O mercado avaliou positivamente a iniciativa da empresa, que deve impulsionar o setor de eletrificados no país. Por volta das 15h57, a ação da WEG tinha alta robusta de 3,07%, sendo negociada a R$ 52,98.
A instalação será a mais avançada da WEG no segmento, com produção anual prevista de 2 Gigawatt-hora e linhas de montagem automatizadas. De acordo com a companhia, o projeto receberá um financiamento de R$ 280 milhões do BNDS, pelo programa Mais Inovação, em parceria com a FINEP.
Viva do lucro de grandes empresas
Para a XP, com o funcionamento pleno da unidade em capacidade máxima, o BESS poderá se tornar um dos contribuintes incrementais para o crescimento da receita da WEG. Esse crescimento será sustentado, especialmente, pelo desenvolvimento da eletrificação no país e o avanço da transição energética.
“Continuamos a ver a WEG bem posicionada para capturar valor da internalização de serviços relacionados à eletrificação, com soluções de mobilidade ganhando relevância gradualmente em seu portfólio diversificado”, explicam os analistas. A estimativa é de que a participação deve chegar a um dígito nas receitas da companhia até 2028.
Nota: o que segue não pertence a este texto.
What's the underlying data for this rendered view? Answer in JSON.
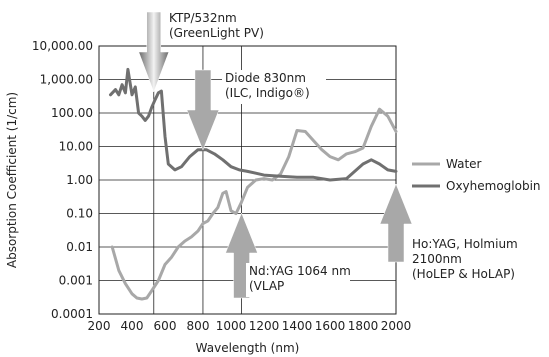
{
  "chart_data": {
    "type": "line",
    "xlabel": "Wavelength (nm)",
    "ylabel": "Absorption Coefficient (1/cm)",
    "xlim": [
      200,
      2000
    ],
    "ylim": [
      0.0001,
      10000
    ],
    "yscale": "log",
    "x_ticks": [
      "200",
      "400",
      "600",
      "800",
      "1000",
      "1200",
      "1400",
      "1600",
      "1800",
      "2000"
    ],
    "y_ticks": [
      "0.0001",
      "0.001",
      "0.01",
      "0.10",
      "1.00",
      "10.00",
      "100.00",
      "1,000.00",
      "10,000.00"
    ],
    "legend_position": "right",
    "series": [
      {
        "name": "Water",
        "color": "#a8a8a8",
        "points": [
          [
            280,
            0.01
          ],
          [
            320,
            0.002
          ],
          [
            360,
            0.0008
          ],
          [
            400,
            0.0004
          ],
          [
            430,
            0.0003
          ],
          [
            460,
            0.00028
          ],
          [
            490,
            0.0003
          ],
          [
            520,
            0.0005
          ],
          [
            560,
            0.001
          ],
          [
            600,
            0.003
          ],
          [
            640,
            0.005
          ],
          [
            680,
            0.01
          ],
          [
            720,
            0.015
          ],
          [
            760,
            0.02
          ],
          [
            800,
            0.03
          ],
          [
            830,
            0.05
          ],
          [
            860,
            0.06
          ],
          [
            890,
            0.1
          ],
          [
            920,
            0.15
          ],
          [
            950,
            0.4
          ],
          [
            970,
            0.45
          ],
          [
            1000,
            0.12
          ],
          [
            1030,
            0.1
          ],
          [
            1060,
            0.2
          ],
          [
            1100,
            0.6
          ],
          [
            1150,
            1.0
          ],
          [
            1200,
            1.1
          ],
          [
            1250,
            1.0
          ],
          [
            1300,
            1.5
          ],
          [
            1350,
            5
          ],
          [
            1400,
            30
          ],
          [
            1450,
            28
          ],
          [
            1500,
            15
          ],
          [
            1550,
            8
          ],
          [
            1600,
            5
          ],
          [
            1650,
            4
          ],
          [
            1700,
            6
          ],
          [
            1750,
            7
          ],
          [
            1800,
            9
          ],
          [
            1850,
            40
          ],
          [
            1900,
            130
          ],
          [
            1950,
            80
          ],
          [
            2000,
            28
          ]
        ]
      },
      {
        "name": "Oxyhemoglobin",
        "color": "#707070",
        "points": [
          [
            270,
            350
          ],
          [
            300,
            500
          ],
          [
            320,
            350
          ],
          [
            340,
            700
          ],
          [
            360,
            400
          ],
          [
            375,
            2000
          ],
          [
            400,
            350
          ],
          [
            420,
            600
          ],
          [
            440,
            100
          ],
          [
            460,
            80
          ],
          [
            480,
            60
          ],
          [
            500,
            80
          ],
          [
            520,
            150
          ],
          [
            540,
            250
          ],
          [
            560,
            400
          ],
          [
            578,
            450
          ],
          [
            600,
            20
          ],
          [
            620,
            3
          ],
          [
            660,
            2
          ],
          [
            700,
            2.5
          ],
          [
            750,
            5
          ],
          [
            800,
            8
          ],
          [
            850,
            8
          ],
          [
            900,
            6
          ],
          [
            950,
            4
          ],
          [
            1000,
            2.5
          ],
          [
            1050,
            2
          ],
          [
            1100,
            1.8
          ],
          [
            1150,
            1.6
          ],
          [
            1200,
            1.4
          ],
          [
            1300,
            1.3
          ],
          [
            1400,
            1.2
          ],
          [
            1500,
            1.2
          ],
          [
            1600,
            1.0
          ],
          [
            1700,
            1.1
          ],
          [
            1800,
            3
          ],
          [
            1850,
            4
          ],
          [
            1900,
            3
          ],
          [
            1950,
            2
          ],
          [
            2000,
            1.8
          ]
        ]
      }
    ],
    "annotations": [
      {
        "label_lines": [
          "KTP/532nm",
          "(GreenLight PV)"
        ],
        "wavelength": 532,
        "style": "arrow-down"
      },
      {
        "label_lines": [
          "Diode 830nm",
          "(ILC, Indigo®)"
        ],
        "wavelength": 830,
        "style": "arrow-down"
      },
      {
        "label_lines": [
          "Nd:YAG 1064 nm",
          "(VLAP"
        ],
        "wavelength": 1064,
        "style": "arrow-up"
      },
      {
        "label_lines": [
          "Ho:YAG, Holmium",
          "2100nm",
          "(HoLEP & HoLAP)"
        ],
        "wavelength": 2100,
        "style": "arrow-up"
      }
    ]
  }
}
De acordo com o BTG Pactual, a WEG será posta a teste, conforme a estrutura de consumo de energia aumente e demanda por redes mais resilientes cresça. A competição também deverá se acirrar, com a entrada de players externos, como a China. Segundo os analistas, os produtos chineses têm vantagem no preço, enquanto a WEG tem uma vantagem geográfica, com canais de distribuição pelo Brasil.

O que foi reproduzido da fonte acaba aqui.